Aslen; kaderinizi seçimleriniz belirler.
Dikkatlice bakarsanız; sizlere yoksulluğu öven ve cennet vaat eden din tüccarlarının yeryüzünde bolluğu, bereketi, zenginliği ve Cenneti yaşadıklarını görürsünüz.
*- EKONOMİSTLER
Son yıllarda, ülkemizde o kadar çok ‘uzman’ türedi ki, iki basamaklı aritmetik işlemini bile yapamayan, çarpım tablosunu bilmeyen, solunu-sağını ayırt edemediği için: ‘solum soğan sağım sarımsak’ diyen, yurt dışından parayla diploma alan, askerlik bile yapmamış tiplemeler; din, askerlik, savaş, strateji, eğitim, sağlık, ekonomi, finans, siyaset, diplomasi, tarım, hayvancılık, sanayi, ticaret, üretim, sosyoloji, psikoloji gibi birçok alanda ‘sınırsız’ yorum yapıp, görüş bildirmeye başladılar ve hatta 'yalayarak' konuların dibini sıyırdılar.

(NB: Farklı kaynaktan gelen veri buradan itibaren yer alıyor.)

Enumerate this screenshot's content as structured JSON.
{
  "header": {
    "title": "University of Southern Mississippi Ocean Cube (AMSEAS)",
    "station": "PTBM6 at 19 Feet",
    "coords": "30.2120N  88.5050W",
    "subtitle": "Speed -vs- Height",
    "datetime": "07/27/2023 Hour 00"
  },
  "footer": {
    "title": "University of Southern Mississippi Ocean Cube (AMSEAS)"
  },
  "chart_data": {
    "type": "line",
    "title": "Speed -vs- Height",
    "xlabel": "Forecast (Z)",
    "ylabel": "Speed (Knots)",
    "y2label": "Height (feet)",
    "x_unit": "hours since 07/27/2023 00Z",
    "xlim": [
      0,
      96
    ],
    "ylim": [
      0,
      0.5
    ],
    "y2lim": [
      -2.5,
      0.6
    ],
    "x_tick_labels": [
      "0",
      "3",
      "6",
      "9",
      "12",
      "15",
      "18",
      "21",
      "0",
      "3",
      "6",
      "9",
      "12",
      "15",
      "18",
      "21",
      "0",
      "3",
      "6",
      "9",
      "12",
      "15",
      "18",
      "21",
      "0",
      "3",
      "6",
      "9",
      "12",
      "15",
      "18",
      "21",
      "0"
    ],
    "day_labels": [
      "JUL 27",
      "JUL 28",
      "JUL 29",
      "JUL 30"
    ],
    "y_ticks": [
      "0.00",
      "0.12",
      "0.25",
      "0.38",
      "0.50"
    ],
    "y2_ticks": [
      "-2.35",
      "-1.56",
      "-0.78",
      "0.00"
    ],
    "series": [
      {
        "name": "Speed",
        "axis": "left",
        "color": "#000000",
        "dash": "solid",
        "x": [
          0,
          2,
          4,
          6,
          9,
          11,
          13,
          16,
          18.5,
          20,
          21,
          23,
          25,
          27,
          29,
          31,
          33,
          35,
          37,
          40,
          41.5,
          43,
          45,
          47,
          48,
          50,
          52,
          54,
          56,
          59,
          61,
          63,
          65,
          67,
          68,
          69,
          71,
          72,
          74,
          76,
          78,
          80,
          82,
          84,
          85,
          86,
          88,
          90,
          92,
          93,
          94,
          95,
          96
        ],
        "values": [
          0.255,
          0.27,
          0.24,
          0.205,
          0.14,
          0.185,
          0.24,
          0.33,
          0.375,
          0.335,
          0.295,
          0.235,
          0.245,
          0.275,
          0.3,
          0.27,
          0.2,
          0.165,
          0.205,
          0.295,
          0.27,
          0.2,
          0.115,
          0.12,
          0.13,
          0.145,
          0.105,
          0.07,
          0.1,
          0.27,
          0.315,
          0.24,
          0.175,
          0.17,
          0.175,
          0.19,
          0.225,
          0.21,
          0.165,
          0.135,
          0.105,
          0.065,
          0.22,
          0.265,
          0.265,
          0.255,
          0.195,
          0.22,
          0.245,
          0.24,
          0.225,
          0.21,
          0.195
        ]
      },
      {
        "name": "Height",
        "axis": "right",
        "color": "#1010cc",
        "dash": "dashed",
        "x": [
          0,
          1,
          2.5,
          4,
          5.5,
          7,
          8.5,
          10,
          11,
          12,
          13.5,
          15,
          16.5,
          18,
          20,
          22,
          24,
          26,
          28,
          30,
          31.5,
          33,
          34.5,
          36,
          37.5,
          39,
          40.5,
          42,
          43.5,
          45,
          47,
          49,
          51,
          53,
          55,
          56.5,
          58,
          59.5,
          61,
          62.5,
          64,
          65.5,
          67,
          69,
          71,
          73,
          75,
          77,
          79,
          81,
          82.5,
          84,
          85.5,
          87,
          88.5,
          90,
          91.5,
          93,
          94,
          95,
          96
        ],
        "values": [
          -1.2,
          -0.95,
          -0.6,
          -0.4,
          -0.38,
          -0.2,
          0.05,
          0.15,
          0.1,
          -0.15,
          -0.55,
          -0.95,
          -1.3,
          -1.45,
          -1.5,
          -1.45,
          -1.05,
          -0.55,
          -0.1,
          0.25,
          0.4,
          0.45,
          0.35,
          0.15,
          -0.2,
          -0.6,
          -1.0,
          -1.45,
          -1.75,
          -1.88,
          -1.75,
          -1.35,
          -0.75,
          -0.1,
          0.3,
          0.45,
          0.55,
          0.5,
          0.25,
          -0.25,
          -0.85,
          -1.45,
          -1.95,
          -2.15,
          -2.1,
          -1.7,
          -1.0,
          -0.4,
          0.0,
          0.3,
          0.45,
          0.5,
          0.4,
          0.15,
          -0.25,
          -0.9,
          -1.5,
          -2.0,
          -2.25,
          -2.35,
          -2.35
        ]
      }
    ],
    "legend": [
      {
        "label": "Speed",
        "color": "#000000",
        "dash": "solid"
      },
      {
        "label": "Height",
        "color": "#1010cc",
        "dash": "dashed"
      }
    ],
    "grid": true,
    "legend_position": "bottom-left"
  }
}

Ortaokul terk, işsiz, herhangi bir mesleği yok, kahvehanede okey oynarken ‘akıllı’ telefonundan enflasyonun sebebini ‘dış güçlere’, hayat pahalılığının sebebini ise marketlere, kasaplara, pazar tezgahlarına bağlıyor!
Örneğin; Sayın Mahfi Eğilmez hocanın yaptığı paylaşımların altına ‘görüş’ yazan yüzlerce ‘ekonomist’ var.
Madem ülkemizde bu kadar çok ‘ekonomist’ var, neden hazinemiz sıfırın altında 67 milyar dolar rezerve sahip bunu da anlamak pek olası değil. Anlaşılan o ki; yeni Merkez Bankası Başkanı olmaya aday on binlerce hazır yetişmiş insan kaynağımız var.
*- 3 DAKİKA ÖNCE
Çorum’da, bir cami müezzini akşam ezanını 3 dakika önce okumuş, doğal olarak yurttaşlarımız da oruçlarını erken açmışlar.
Bu paylaşımın altına yazılan yorumları okuduğumda; anladım ki bizim halkımızın %99’u din bilimci.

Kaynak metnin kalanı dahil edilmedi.